The Government announced sweeping changes to the depreciation regime for property investors in the 2017-18 Budget.
The Treasury Laws Amendment (Housing Tax Integrity) Act 2017 implements these proposed measures and could have a significant impact on property investors going forward.
What are the rules trying to achieve?
The Government was concerned about the ‘refreshing’ of values of depreciating assets from one property investor to the next and therefore, the ability to ‘over depreciate’ items across multiple owners.
For example, a fridge acquired by a landlord for their investment property for $1,100 is fully depreciated. When the property is sold (along with the fridge), there are no tax consequences in relation to the fridge on the basis that it is worthless. The incoming purchaser (another investor) obtains a report that the fridge is worth $350 and this amount is depreciated.
What do the new rules say?
The new rules:
- apply to residential premises only (taking its definition from the GST Act); and
- do not apply to excepted entities.
The new rules reduce your depreciation deductions from the use of residential premises to provide residential accommodation (but not in the course of carrying on business) if:
- you did not hold the asset when it was first used or installed ready for use (other than as trading stock) by any entity; or
- at any time during the income year (or an earlier income year), the asset was used, or installed ready for use, either:
- in residential premises that were one of your residences at that time; or
- for a purpose that was not a taxable purpose, and in a way that was not occasional.
Therefore, broadly, if you did not acquire the depreciating asset new, or you acquired it new but it was first used for private purposes (such as in your own home), the depreciation deductions are reduced.
Who are excepted entities not subject to the new rules?
Excepted entities are corporate tax entities, superannuation plans (other than SMSFs), public unit trusts, managed investment schemes and partnerships or unit trusts if all members/unit holders are other excepted entities.
What if I buy a new property including new depreciating assets?
A specific exception applies for depreciating assets acquired along with the purchase of new residential premises where (amongst other things), either:
- at no earlier time was an entity residing in the residential premises in which the depreciating asset was used, or installed ready for use; or
- the depreciating asset was previously used, or installed ready for use but the supply of the new residential premises occurs within 6 months of the property becoming new residential premises.
On eventual disposal, or the depreciating asset stops being used, a balance adjustment is triggered.
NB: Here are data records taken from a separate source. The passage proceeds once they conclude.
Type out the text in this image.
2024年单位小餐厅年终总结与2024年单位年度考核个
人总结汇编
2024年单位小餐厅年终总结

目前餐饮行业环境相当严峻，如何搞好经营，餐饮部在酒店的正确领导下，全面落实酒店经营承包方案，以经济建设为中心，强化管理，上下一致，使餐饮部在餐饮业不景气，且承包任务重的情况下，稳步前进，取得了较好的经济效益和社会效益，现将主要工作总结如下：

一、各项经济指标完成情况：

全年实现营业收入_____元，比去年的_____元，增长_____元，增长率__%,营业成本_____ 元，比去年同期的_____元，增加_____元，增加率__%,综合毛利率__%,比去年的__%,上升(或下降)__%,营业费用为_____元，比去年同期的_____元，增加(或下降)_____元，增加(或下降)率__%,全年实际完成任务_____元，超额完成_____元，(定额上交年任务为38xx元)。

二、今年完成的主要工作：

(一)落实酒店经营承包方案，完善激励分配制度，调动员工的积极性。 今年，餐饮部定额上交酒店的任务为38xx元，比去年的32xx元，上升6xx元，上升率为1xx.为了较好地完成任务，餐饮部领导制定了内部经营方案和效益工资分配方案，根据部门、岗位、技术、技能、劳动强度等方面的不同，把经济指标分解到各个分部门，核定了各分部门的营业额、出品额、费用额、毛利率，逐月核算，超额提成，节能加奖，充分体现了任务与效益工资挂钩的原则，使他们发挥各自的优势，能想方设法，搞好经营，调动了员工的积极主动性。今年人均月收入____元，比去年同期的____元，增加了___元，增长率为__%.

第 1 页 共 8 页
However, to the extent that the relevant depreciation amounts have not been deductible, they will likely trigger a capital loss (capable of being carried forward and offset against any capital gain on the eventual disposal of the property itself).
What about my existing depreciating assets?
The new rules apply from 1 July 2017 onwards for depreciating assets acquired under contracts entered into (or otherwise acquired) at or after 7:30pm (ACT time) on 9 May 2017.